I’m not sure exactly why. Joe drives me bananas with his smug telepathic messages to social conservatives. Mika bugs me when she mugs for the camera aghast at Joe’s preppie vitriol, especially now that she no longer interrupts to inject logic into his daily campaign speeches.
Which does not mean that I do not sometimes agree with Joe, nor do I eschew his taste in music. He wants gun control. He likes the Replacement’s. He’s sort of cute in that ”preppies are my weakness” kind of way. It’s a reasonably balanced show in terms of the other folks they invite into their early morning lair to discuss the news of the day. Mike Barnacle’s cool. So is Donny Deutsch. I must be emotionally mature as I plunge into middle age.
I agree with and admire Joe’s morning foil/fox Mika. She’s gorgeous; I think my 75-year-old dyed in the wool Democrat mother tries to have her hair done up like Mika’s in that short blondie swoop. I, once a political junkie, have grown to despise American politics. I can’t stomach it any more. The system is broken. Washington is a joke. I hope local politics takes advantage of this tremendous opportunity.
My son shuffles downstairs, barefoot -- it’s a -10 degrees below zero morning -- and flips the channel to Sports Center without asking, and the day begins.
Many are the days I would rather shop online than write. I have written so much in the past five-plus years that I’m unable to put to use. The mystery is eluding me and I know as a writing instructor that preaches this stuff that I have to be patient; it will reveal itself when it’s properly cooked. It’s been marinating forever; it may be over-tenderized. What if I’m a one-trick writer? Oh dear, the critic is loud today. Perusing the reams of unaffordable, yet breathtaking, boots on the Sundance site can take up a good half hour. I glance at the top right-hand corner of my computer screen and notice the time. Oops, gotta run; so much for today’s writing time.

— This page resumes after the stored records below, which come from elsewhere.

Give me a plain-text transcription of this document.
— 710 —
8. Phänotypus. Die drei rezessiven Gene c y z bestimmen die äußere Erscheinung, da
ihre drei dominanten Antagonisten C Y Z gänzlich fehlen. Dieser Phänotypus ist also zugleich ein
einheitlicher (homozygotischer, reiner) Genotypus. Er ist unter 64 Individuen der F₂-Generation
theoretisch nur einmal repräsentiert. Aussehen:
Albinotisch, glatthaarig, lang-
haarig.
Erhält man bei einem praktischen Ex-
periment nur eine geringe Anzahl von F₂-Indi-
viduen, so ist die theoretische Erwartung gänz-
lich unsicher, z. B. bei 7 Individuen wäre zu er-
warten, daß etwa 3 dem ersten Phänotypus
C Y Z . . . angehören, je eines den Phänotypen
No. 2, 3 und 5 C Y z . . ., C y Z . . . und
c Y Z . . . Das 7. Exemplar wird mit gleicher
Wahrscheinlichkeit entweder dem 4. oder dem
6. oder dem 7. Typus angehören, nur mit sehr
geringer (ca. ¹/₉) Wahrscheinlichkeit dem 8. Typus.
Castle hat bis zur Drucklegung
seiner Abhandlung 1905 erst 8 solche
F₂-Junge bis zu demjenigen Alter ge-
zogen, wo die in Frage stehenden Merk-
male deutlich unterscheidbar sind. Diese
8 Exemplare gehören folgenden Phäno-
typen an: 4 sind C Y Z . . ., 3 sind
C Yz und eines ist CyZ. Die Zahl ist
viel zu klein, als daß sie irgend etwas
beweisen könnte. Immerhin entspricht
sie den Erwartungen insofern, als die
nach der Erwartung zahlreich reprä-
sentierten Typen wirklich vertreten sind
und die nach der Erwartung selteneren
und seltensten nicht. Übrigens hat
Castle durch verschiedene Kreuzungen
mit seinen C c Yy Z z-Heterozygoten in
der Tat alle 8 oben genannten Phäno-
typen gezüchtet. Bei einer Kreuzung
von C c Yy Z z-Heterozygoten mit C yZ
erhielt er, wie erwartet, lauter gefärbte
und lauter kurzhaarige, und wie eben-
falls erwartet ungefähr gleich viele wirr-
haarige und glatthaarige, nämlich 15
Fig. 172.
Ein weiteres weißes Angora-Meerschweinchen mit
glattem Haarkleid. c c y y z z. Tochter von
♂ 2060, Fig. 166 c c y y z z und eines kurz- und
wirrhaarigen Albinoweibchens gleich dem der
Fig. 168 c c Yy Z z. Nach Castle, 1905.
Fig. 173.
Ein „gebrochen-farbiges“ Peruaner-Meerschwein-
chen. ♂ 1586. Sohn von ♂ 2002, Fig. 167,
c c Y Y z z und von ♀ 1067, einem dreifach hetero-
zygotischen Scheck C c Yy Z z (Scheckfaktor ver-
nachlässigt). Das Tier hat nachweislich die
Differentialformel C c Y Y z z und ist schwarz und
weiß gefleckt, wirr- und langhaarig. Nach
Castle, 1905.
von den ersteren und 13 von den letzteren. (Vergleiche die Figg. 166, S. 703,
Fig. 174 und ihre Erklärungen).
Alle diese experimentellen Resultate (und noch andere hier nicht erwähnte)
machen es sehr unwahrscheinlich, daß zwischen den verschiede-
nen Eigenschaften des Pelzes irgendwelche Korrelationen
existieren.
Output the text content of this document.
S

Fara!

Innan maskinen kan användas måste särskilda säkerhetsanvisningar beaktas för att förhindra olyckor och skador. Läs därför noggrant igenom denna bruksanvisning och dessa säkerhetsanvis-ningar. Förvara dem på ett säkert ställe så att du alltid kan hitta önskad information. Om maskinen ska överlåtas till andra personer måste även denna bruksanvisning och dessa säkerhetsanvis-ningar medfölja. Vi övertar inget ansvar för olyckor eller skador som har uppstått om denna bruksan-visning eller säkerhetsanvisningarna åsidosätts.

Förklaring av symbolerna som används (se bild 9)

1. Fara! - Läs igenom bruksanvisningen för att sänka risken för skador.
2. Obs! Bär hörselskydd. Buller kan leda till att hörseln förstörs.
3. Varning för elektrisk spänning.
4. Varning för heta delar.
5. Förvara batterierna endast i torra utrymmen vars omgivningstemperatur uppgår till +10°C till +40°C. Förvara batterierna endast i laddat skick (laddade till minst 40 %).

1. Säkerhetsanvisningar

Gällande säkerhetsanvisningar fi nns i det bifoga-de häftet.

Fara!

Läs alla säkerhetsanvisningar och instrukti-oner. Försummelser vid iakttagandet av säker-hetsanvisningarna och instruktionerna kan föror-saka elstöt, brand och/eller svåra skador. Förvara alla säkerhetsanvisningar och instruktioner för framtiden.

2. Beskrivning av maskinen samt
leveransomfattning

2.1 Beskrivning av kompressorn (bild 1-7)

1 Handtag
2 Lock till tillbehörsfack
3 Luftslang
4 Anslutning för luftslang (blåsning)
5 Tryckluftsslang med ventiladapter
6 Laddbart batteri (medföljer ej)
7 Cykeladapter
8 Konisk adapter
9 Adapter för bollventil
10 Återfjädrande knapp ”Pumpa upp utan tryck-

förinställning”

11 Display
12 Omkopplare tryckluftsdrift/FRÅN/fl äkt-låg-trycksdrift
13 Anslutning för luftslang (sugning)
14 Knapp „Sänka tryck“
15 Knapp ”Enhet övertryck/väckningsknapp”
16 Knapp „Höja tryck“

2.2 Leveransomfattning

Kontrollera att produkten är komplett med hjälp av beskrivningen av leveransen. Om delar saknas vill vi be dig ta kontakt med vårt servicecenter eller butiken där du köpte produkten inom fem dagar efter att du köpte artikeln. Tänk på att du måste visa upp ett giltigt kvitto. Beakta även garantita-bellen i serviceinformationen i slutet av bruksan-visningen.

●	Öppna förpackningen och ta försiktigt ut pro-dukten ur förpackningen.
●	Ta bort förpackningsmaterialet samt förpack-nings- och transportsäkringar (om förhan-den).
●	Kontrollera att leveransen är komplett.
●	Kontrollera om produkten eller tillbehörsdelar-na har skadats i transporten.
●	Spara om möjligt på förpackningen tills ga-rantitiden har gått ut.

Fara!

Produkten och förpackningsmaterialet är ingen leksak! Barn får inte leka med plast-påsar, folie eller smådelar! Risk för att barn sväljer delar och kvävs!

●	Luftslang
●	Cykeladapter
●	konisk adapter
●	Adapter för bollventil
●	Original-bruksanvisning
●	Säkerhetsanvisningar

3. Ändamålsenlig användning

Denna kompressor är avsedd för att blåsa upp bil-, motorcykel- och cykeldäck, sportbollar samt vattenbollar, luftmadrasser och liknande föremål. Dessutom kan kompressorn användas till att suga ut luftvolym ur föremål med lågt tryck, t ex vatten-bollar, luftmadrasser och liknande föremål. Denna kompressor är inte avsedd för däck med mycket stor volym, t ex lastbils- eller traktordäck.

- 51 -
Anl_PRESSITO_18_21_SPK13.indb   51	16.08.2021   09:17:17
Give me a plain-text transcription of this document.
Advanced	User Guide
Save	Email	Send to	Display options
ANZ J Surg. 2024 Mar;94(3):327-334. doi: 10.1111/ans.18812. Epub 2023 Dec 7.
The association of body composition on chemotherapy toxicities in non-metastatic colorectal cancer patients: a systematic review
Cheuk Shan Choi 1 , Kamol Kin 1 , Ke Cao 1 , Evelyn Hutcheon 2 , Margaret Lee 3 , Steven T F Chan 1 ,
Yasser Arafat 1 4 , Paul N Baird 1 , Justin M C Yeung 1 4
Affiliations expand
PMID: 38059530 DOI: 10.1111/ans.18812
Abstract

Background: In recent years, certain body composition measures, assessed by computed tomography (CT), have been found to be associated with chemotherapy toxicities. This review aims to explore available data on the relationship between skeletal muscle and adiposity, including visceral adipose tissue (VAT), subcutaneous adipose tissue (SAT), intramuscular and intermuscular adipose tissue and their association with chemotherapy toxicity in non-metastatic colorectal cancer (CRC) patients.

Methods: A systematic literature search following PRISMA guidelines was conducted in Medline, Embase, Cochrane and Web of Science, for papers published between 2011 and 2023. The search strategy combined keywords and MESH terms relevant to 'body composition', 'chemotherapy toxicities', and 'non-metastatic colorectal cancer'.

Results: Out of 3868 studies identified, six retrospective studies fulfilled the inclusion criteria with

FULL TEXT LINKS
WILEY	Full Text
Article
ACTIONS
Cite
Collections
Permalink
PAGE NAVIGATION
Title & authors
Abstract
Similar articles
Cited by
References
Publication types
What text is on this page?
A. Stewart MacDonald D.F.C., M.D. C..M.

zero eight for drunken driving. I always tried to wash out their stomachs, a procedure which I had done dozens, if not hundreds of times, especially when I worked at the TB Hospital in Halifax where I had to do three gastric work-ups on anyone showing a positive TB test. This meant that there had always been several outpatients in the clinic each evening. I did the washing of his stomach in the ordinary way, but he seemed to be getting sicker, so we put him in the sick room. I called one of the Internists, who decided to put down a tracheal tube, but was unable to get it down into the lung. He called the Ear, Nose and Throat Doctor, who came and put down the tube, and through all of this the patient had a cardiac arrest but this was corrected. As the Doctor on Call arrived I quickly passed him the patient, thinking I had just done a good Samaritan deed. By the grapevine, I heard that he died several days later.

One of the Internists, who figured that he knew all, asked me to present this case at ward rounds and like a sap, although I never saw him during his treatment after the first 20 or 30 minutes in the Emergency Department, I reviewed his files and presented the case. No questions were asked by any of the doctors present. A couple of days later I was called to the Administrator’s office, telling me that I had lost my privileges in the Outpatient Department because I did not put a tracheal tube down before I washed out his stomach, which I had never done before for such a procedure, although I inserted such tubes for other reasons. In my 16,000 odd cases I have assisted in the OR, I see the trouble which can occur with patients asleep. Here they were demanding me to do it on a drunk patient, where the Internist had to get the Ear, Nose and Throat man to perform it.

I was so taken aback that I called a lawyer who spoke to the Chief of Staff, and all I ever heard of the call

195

It’s not just my writing time that is swallowed by looking at the pretty pictures of stuff that will not make me a happier person. It’s a go-to when I’m feeling stressed or lonely. Anthropologie, J Crew, oh the meaningless costly time we’ve spent together. Boden, why do I keep ordering things from you that I never wear because they don’t look good on me; they look great on your models? As a newly minted (ha!) woman of a certain age, am I supposed to be more sensible and turn my gaze to Garnet Hill? Nevah!
When I was an unsupervised girl with loads of unstructured time and no homework in the 1970s, my friends and I would go through every single page of the Sear’s or Penney’s catalogue. The game entailed that we each had to pick one thing from each page that we would like to have. It didn’t matter if we turned to the weirdly plastic men’s underwear pages or the small appliances pages. We were forming our boxers versus briefs opinions and brand name preferences. Boxers. Sunbeam. This made-up game has probably kept our nation’s economy chugging along, this want, desire, and need to have stuff, more and better stuff has had me by the throat since childhood.
This is a huge topic that will have to be re-visited, but duty calls. I did not proceed to check-out today. One day at a time. One word at a time.